Study Reveals Bias Against Super Commuters in Hiring Practices
"Low-wage employers in Washington, D.C., discriminate against applicants with longer commutes and those with stereotypically “black” names," reports Denise-Marie Ordway, previewing a study [pdf] forthcoming in the Journal of Human Resources.
"The study finds that when presented with otherwise similar resumes, hiring managers who are trying to fill a position that requires only a high school diploma are less likely to call back applicants who live farther away. Applicants from distant communities get 14 percent fewer callbacks than those living nearby," according to Ordway.
The finding about a preference for hiring people with shorter commutes is separate from the study's other finding: that people with stereotypically black sounding names are also less likely to receive hiring call backs.
The author of the story, David C. Phillips, views these findings as likely to mirror similar realities in other cities. "[Phillips] suggests that policies aimed at moving lower-income adults closer to jobs or better public transportation systems may improve their chances of securing work," according to Ordwell. The article also clearly stands the new study in contrast to a 2007 study by scholars at the National Bureau of Economic Research and Harvard University finding that "public housing residents did not improve their work status after moving to higher-income areas."

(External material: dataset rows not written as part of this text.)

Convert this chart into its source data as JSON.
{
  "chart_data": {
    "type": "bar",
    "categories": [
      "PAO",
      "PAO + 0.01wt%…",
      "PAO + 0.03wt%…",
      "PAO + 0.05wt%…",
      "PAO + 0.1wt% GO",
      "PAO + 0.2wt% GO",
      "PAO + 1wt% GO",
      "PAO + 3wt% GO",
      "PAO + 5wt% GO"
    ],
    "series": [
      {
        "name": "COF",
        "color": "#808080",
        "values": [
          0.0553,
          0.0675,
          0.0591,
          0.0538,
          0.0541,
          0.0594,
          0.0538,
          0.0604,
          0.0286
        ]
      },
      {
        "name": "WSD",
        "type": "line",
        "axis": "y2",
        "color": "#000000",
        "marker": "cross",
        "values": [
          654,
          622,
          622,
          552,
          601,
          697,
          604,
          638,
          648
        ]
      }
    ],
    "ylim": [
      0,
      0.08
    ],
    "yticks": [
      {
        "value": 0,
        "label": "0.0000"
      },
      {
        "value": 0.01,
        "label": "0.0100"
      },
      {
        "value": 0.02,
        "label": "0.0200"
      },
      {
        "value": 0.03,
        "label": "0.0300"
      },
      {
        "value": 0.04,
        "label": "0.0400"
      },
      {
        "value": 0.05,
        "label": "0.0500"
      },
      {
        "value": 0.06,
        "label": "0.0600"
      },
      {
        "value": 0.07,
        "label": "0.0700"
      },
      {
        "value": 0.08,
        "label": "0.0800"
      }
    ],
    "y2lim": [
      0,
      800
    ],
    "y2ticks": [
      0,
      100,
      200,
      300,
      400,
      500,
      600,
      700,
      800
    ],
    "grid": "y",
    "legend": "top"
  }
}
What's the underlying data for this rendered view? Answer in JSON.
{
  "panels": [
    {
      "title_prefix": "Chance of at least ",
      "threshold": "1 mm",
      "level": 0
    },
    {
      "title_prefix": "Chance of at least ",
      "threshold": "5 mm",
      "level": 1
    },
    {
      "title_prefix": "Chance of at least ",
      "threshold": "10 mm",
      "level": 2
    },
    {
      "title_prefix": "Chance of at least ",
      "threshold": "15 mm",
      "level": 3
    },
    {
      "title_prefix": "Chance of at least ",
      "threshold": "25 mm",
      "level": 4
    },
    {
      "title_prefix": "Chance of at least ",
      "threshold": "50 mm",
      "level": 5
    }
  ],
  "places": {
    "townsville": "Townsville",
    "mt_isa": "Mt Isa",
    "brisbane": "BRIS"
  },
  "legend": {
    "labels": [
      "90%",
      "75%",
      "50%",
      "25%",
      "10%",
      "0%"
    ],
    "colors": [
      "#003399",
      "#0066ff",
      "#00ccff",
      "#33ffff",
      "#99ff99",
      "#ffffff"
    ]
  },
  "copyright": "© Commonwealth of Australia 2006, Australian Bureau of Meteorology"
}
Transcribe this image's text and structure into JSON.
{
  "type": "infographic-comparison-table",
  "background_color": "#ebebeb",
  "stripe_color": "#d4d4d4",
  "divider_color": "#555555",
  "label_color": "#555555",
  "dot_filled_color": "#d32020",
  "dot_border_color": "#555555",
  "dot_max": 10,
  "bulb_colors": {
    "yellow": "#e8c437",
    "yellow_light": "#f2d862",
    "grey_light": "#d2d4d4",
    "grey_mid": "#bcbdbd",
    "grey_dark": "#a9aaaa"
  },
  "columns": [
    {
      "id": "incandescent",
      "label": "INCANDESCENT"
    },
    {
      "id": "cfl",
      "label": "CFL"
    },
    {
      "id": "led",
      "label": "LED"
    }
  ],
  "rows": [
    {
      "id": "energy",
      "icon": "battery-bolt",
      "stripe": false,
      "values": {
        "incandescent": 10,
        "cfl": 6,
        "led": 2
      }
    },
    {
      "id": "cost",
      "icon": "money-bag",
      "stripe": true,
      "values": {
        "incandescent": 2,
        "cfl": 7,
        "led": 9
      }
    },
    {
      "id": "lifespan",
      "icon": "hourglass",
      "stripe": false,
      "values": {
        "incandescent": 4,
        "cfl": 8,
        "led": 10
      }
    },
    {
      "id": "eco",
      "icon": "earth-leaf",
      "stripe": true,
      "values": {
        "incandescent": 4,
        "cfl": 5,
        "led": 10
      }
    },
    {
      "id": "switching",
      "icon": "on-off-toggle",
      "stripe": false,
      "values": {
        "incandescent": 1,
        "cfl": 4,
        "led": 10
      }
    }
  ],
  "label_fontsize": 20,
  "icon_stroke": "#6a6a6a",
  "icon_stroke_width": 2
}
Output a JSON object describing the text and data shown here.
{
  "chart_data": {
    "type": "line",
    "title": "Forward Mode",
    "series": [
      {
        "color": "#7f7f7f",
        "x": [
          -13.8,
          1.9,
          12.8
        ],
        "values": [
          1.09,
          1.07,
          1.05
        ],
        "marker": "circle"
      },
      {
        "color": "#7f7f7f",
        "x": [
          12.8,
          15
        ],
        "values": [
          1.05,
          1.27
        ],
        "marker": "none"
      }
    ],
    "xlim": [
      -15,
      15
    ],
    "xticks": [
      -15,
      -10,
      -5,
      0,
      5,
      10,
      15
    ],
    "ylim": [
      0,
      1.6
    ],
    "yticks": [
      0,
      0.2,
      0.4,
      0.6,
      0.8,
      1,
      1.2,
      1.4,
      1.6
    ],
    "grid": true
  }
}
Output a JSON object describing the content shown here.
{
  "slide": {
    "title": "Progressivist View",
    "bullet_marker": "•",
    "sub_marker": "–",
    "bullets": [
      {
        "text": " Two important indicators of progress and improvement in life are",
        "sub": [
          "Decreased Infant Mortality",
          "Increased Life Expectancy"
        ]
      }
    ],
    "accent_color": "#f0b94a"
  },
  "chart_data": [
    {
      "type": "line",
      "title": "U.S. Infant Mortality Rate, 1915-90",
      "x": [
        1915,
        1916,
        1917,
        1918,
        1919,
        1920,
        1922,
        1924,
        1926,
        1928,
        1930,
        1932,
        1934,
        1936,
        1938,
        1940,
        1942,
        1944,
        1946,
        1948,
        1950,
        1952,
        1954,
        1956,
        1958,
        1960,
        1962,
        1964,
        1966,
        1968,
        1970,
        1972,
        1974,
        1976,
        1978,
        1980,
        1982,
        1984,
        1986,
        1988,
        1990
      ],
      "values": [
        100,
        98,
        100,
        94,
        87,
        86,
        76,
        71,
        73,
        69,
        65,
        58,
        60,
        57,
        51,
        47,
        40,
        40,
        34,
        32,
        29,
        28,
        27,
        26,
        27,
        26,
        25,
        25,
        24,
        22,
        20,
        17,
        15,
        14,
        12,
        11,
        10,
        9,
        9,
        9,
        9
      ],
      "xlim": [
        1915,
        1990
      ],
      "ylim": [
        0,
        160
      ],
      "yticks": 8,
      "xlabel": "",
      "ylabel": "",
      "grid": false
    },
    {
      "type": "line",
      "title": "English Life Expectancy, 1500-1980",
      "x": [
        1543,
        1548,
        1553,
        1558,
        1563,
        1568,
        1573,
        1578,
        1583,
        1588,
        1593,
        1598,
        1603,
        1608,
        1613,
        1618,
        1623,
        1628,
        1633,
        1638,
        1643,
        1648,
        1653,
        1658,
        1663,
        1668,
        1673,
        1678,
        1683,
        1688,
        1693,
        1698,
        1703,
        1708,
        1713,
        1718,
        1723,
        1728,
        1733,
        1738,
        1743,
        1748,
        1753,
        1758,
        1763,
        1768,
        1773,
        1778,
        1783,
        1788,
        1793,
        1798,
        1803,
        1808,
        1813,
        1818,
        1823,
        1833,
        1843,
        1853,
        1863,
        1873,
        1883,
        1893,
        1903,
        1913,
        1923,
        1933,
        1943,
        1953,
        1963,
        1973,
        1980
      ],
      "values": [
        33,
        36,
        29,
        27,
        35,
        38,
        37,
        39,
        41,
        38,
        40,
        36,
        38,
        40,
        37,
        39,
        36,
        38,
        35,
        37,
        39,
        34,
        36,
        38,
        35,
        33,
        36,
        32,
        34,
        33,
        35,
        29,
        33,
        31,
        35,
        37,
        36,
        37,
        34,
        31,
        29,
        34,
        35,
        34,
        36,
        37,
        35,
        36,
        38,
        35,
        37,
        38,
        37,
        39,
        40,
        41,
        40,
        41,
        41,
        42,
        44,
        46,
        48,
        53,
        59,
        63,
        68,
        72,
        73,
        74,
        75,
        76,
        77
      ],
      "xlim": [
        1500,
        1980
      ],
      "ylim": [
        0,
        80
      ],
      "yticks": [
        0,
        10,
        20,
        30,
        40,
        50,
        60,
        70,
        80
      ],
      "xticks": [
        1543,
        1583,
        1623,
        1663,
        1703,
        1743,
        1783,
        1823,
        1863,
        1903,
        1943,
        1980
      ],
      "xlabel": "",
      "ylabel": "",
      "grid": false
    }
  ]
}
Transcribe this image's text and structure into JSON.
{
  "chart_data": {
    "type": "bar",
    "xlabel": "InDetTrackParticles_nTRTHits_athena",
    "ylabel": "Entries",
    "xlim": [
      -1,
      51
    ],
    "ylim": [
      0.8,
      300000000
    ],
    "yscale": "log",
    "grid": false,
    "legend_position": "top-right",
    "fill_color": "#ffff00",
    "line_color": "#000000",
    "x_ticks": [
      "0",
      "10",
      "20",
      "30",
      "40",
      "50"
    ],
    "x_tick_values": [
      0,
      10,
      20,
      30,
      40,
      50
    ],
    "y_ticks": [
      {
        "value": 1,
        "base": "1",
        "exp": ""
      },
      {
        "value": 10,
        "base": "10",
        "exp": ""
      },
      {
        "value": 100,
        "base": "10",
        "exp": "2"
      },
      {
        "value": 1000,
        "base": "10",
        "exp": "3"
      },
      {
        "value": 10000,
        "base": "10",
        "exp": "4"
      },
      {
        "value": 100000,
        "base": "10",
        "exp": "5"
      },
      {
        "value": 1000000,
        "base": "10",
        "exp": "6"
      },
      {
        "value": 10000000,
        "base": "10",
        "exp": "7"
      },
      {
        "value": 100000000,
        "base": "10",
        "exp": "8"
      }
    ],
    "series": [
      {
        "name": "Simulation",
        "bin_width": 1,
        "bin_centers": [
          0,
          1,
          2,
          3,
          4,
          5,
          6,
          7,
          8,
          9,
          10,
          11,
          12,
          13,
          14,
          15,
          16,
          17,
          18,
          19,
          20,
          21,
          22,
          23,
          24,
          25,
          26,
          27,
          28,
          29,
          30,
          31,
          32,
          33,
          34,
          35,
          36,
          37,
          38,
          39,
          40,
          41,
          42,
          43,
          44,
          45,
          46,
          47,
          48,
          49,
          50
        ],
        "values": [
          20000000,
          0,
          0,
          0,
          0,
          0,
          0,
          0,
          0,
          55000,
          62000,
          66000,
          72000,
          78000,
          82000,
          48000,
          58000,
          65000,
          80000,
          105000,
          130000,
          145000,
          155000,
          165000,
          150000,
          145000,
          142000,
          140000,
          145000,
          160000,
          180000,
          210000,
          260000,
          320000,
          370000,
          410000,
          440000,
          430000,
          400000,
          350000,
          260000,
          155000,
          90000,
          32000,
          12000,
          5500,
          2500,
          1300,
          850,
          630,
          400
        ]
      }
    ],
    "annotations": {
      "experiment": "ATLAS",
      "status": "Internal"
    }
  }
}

Phillips also presents these findings as troubling in light of an increasing super commuters and low-income populations moving farther afield in metropolitan areas, drastically increasing commute trip lengths in the demographic.
The new study also isn't the first to find evidence of bias against super commuters. A Planetizen blog post by Shane Philips from February 2014 details the findings and implications of similar analysis conducted at Xerox Services.